Running alltrace at the prompt reveals that it is the limit thread whose stack ends in panic, and that the test itself has apparently already exited. I'm not sure what to make of this; what more would be useful to know?

arichardson commented 6 years ago

I am seeing exactly the same thing when running the libc++ test suite after a few tests have run.

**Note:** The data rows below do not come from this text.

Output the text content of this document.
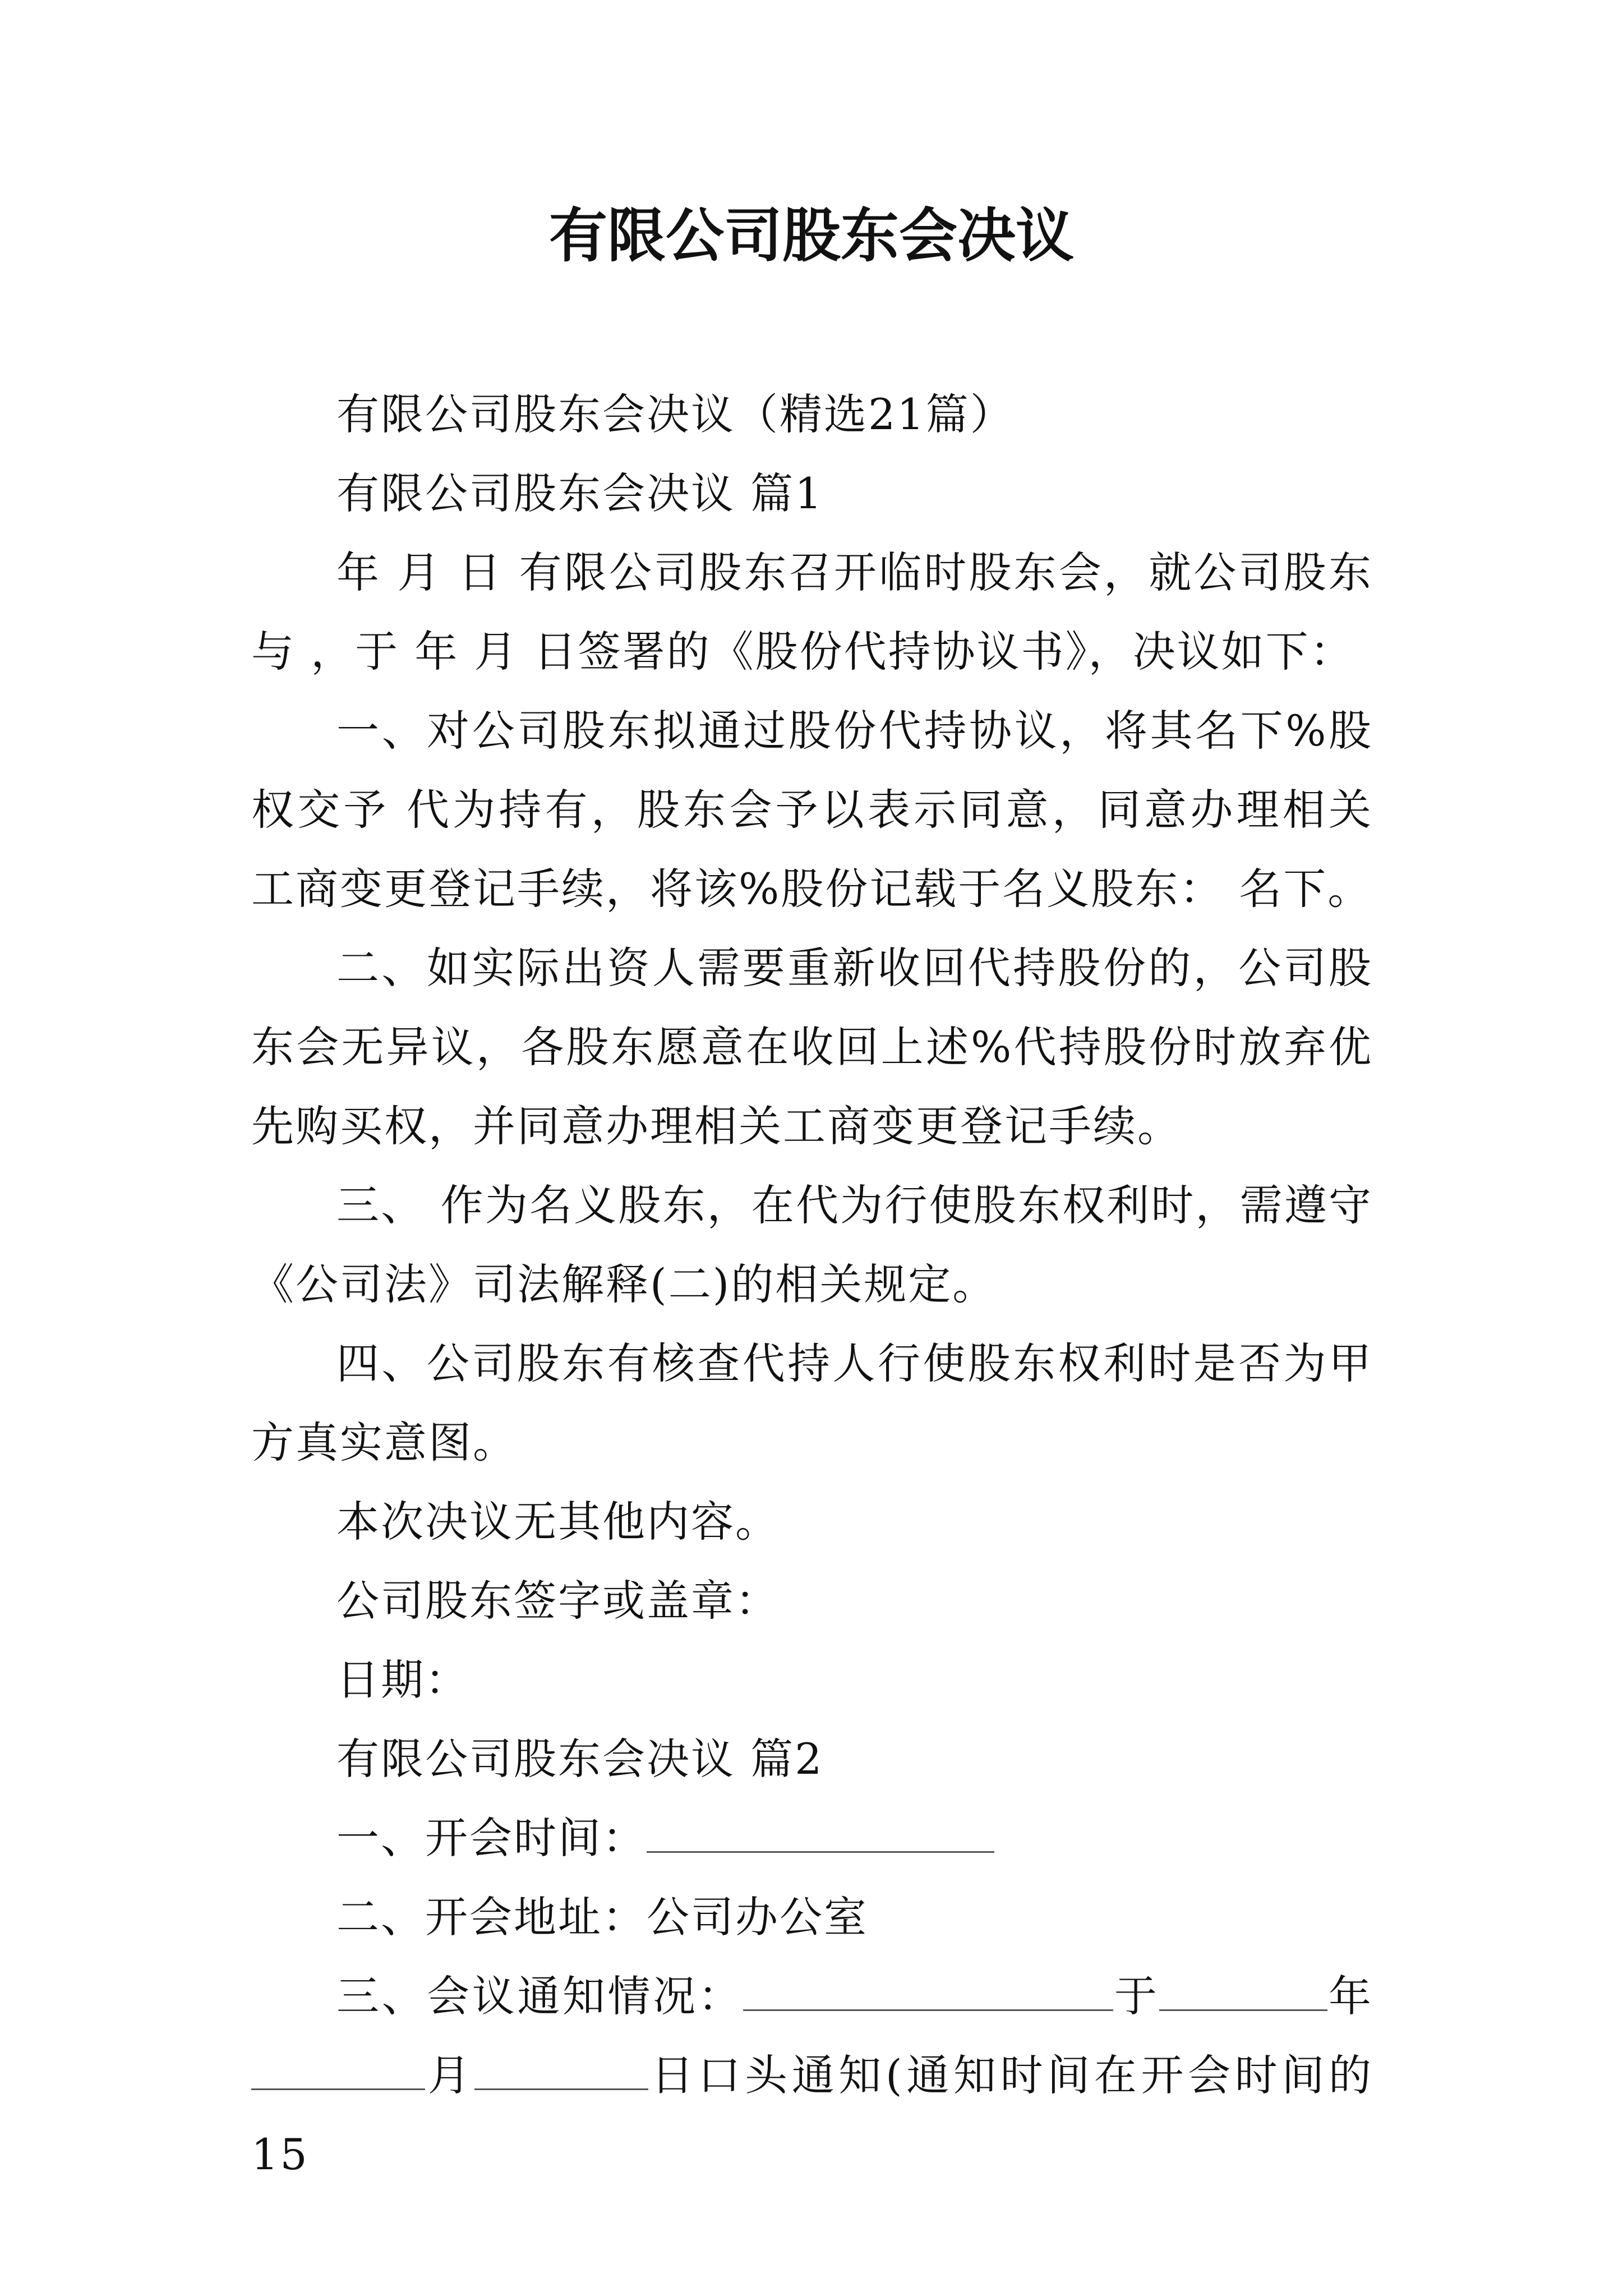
有限公司股东会决议

有限公司股东会决议（精选21篇）

有限公司股东会决议 篇1

年 月 日 有限公司股东召开临时股东会，就公司股东 与 ，于 年 月 日签署的《股份代持协议书》，决议如下：

一、对公司股东拟通过股份代持协议，将其名下%股权交予 代为持有，股东会予以表示同意，同意办理相关工商变更登记手续，将该%股份记载于名义股东： 名下。

二、如实际出资人需要重新收回代持股份的，公司股东会无异议，各股东愿意在收回上述%代持股份时放弃优先购买权，并同意办理相关工商变更登记手续。

三、 作为名义股东，在代为行使股东权利时，需遵守《公司法》司法解释(二)的相关规定。

四、公司股东有核查代持人行使股东权利时是否为甲方真实意图。

本次决议无其他内容。

公司股东签字或盖章：

日期：

有限公司股东会决议 篇2

一、开会时间：

二、开会地址：公司办公室

三、会议通知情况：	于	年月	日口头通知(通知时间在开会时间的15
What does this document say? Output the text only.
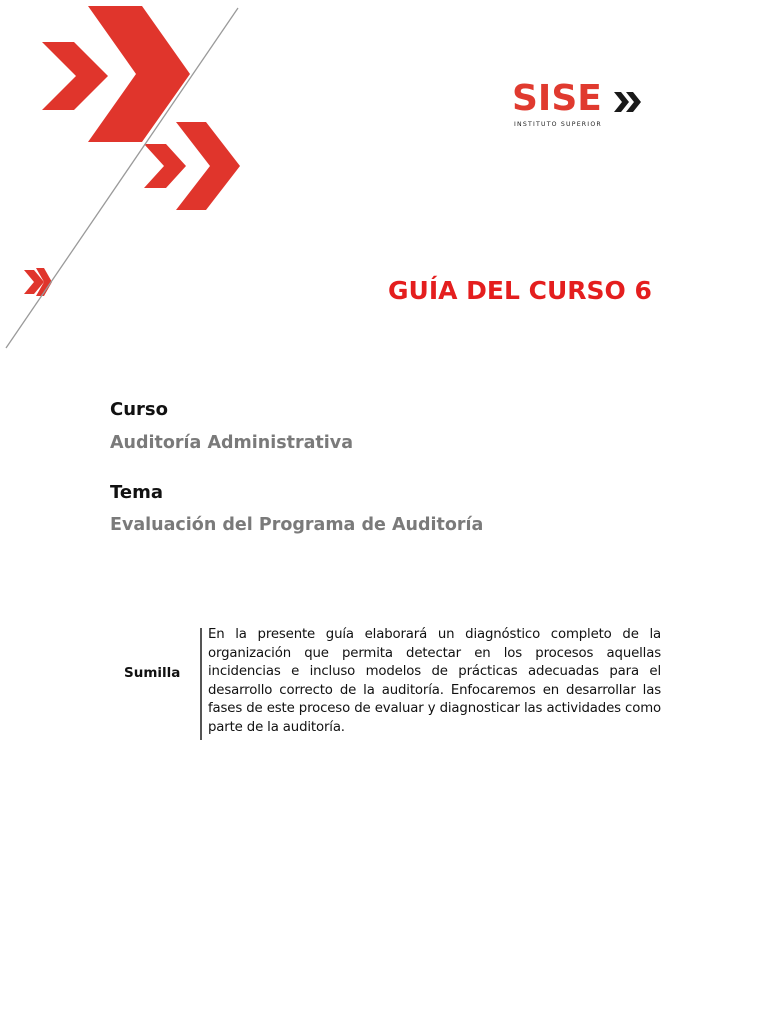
SISE
INSTITUTO SUPERIOR
GUÍA DEL CURSO 6
Curso
Auditoría Administrativa
Tema
Evaluación del Programa de Auditoría
Sumilla
En la presente guía elaborará un diagnóstico completo de la organización que permita detectar en los procesos aquellas incidencias e incluso modelos de prácticas adecuadas para el desarrollo correcto de la auditoría. Enfocaremos en desarrollar las fases de este proceso de evaluar y diagnosticar las actividades como parte de la auditoría.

panic: vm_fault_hold: fault on nofault entry, addr: 0xc00000001090f000
time = 1533308008
KDB: enter: panic
[ thread pid 629 tid 100050 ]
Stopped at      kdb_enter+0x94: break   0
db> bt
Tracing pid 629 tid 100050 td 0x9800000004a65640
kdb_enter+0x94 (?,?,?,?) ra ffffffff803e33c4 sp c0000000002ee980 sz 32
vpanic+0x1c4 (?,?,?,?) ra ffffffff803e3474 sp c0000000002ee9a0 sz 64
panic+0x34 (?,?,?,?) ra 0 sp c0000000002ee9e0 sz 80
db>
bsdjhb commented 6 years ago

If we could fix clang to save RA when calling a [[NoReturn]] function then the stack trace would get past panic() and into the actual issue. :( Alternatively, could add a call to kdb_backtrace() before this explicit panic() call in the source to help debug. (BTW, I view this "feature" of LLVM not saving RA for calling [[NoReturn]] as a silly optimization as it breaks things like assert() whose primarily usefulness is using a debugger to get back to the failure)

nwf commented 6 years ago

While that did something, I don't think the result is much more informative:

KDB: stack backtrace:
db_trace_self+0x18 (?,?,?,?) ra ffffffff801e7800 sp c0000000003ae6f0 sz 16
db_fetch_ksymtab+0x238 (?,?,?,?) ra ffffffff80443c9c sp c0000000003ae700 sz 800
kdb_backtrace+0x7c (?,?,?,?) ra ffffffff80659794 sp c0000000003aea20 sz 16
vm_fault_hold+0x2dac (?,?,?,?) ra 0 sp c0000000003aea30 sz 0
panic: vm_fault_hold: fault on nofault entry, addr: 0xc000000004ddb000
time = 1533328761
KDB: enter: panic
[ thread pid 997 tid 100048 ]
Stopped at      kdb_enter+0x94: break   0
arichardson commented 6 years ago

I think this could be related to smbfs. I just ran the libc++ testsuite without smbfs and it completed successfully whereas when I mount the files with smbfs I have always had the job fail due to this panic.